Step 5: Shaping The Board
There’s a bunch of steps in shaping and different ways to do it with different tools. Using what I have, I take the deck to my belt sander to smooth out the profile. If there’s any bumps or not smooth areas on my profile, I take those out and ensure my profile is smooth and symmetrical.
Once Im happy with the profile, I use a radius router bit and put a radius on both sides of my deck on the profile. Some areas are hard to get with the tail rocker and concave but I do the best I can. Once routed, I take to my hand sander and smooth out the beveled areas to make even and smooth out all the rails.
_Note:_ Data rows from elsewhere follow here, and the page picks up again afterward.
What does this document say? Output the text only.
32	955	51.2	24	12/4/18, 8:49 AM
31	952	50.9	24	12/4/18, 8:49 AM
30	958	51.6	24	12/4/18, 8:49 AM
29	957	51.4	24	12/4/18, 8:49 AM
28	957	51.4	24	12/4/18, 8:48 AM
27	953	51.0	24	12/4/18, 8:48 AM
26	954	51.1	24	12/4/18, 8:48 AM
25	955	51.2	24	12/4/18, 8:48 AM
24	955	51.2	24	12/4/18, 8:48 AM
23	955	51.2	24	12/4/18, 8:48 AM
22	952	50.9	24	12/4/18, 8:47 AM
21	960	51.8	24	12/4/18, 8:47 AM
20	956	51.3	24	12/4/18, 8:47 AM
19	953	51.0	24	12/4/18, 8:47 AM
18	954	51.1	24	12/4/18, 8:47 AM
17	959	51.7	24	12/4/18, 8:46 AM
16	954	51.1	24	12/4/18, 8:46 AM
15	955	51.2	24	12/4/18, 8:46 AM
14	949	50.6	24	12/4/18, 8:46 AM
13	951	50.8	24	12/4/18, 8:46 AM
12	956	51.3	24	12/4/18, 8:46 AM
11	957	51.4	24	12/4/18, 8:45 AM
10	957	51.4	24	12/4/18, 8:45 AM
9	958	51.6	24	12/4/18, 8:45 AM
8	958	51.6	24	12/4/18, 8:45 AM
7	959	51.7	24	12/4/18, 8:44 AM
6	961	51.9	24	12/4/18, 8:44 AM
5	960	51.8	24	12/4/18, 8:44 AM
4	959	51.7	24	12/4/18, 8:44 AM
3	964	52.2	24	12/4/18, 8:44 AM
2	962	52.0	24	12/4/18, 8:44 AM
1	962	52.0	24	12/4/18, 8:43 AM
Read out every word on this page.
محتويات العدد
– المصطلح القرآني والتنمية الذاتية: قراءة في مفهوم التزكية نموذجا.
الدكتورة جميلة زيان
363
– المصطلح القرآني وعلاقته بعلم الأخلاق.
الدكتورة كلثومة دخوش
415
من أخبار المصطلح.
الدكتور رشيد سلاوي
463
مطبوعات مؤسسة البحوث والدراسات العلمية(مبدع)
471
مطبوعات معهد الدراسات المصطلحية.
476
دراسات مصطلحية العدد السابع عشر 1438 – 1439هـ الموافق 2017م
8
This can be a long process and you’ll want to take your time. A drum sander works great here but unfortunately I don’t own one. I then do a sanding on the top and bottom layers.
Step 6: Drilling for Trucks
You will want to drill your holes accurately and best way is to have a spare skate truck on hand. Ive made a jig that I use to ensure all the holes are even with the truck’s holes. I also draw a pencil center line down the board to make sure my truck holes are centered on the deck. I start off just with a small bit or just enough depth to mark it. I then use a counter sink so the bolts will not be sticking out. I then use the correct size drill bit for the truck hardware. Drill straight and not too hard or it will punch the wood out the back.
Step 7: Sand Again
This is my final sand. I make sure the board is perfect and smooth all around and it cleans up the area around the holes and use higher grit sand paper.
Step 8: Finishing
Now is the time we stain the decks. We’ve been going with a natural stain to bring out the natural grains in the maple veneer. Once the stain is dry, we screen print our design on our printing press with water based inks. The ink dries quick so once cleaned up, we tape off for painting. I use a bit of clear coat on the edge of the tape and let dry and then sand so it seals the tape for a perfect paint line. I then prime it, let dry, color coat, let dry and do multiple coats when needed. Once completely dry on paint, I do multiple coats of polyurethane or lacker to protect the finish and edges of the board. More important on the bottom since we apply grip to the top.
Step 9: Adding Grip
The deck is essentially done but we want our decks going out ready to be built with trucks and wheels so we use a product called Lucid Grip. It goes on clear and we use a medium grip. We first spray the board and then sprinkle the grit so it sticks, then we spray the whole top layer again so it seals the grip in. This can be reapplied later and goes on clear so it gives the board its original finish colors and stains.
Step 10: Shred!!!
The deck is ready to go and be built out however the user sees fit. We like surfing of course so we recommend the Water Bourne Surf Adaptor to give that feeling of surfing on concrete. It really does feel the closest thing to surfing that I’ve experienced! Build out your deck and go shred some concrete!